What do some of your weeks look like currently where you have a hard ride (>FTP or HIT) and then experience that down time? Feel free to post some examples because that’s really helpful for others to see as well.
In your case, I would also be sure to use the whole range of your endurance range and even incorporate tempo training once you reach a maximum on time.
That’s good to hear to I think I’ve been prone to move on quicker from this base aerobic period in the past. I was thinking of keeping this block going till around mid to end of March, currently being 3 weeks in. I’ve just reached volume of 8 hours a week for the easy rides (well I will when tomorrow’s ride is done). I plan to grow thst to 10 hours per week perhaps with the long ride at 5 hours by thst point, by mid to late March.
Hard sessions generally don’t go above an hour and will be turbo this time of year. 15 min warm up, 30 mins of interval sets, 15 mins cool down.
That all sounds like a great plan. And what a beautiful shot of your terrain! I’m sitting here in snow and longing for a gravel bike right now to spend hours in that photo!
That looks like a great place to submit a video ride for FulGaz!
We don’t get all that much snow in the south of England. There will be the odd weeks but it is more likely Feb or March. Here is a photo from today’s ride with my wife. She wanted something about 2 hours and the loop took us 1 hour 55 mins. Just about perfect. It was 3C , and still, cold in the shadows warm in the sun. We waited till a bit later for any overnight ice to have melted and picked lanes that catch the morning sun.
You can’t beat riding outside on a sunny winter’s day as long as the ice risk isn’t too high, and you choose your route well. That brings me to 8 hours 12 mins of easy aerobic riding for this week.
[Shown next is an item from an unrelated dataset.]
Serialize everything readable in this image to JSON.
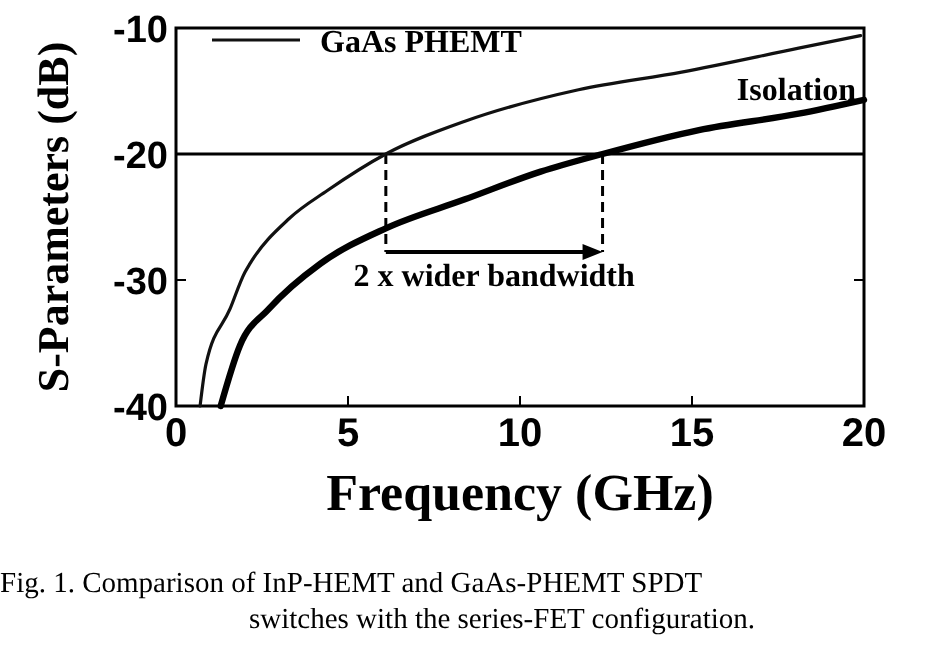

@ryan I apologize it has been so crazy busy the last while I have not had a chance to even consider how to answer your question. It is not that easy to answer because weeks flow according to time available etc… I do appreciate the fact that you do answer these sort of questions and try to help. Thanks
Firstly, I would stop correlating low intensity with easy, and higher intensity with hard. Done long enough, low intensity becomes hard, and done short enough, high intensity isn’t hard.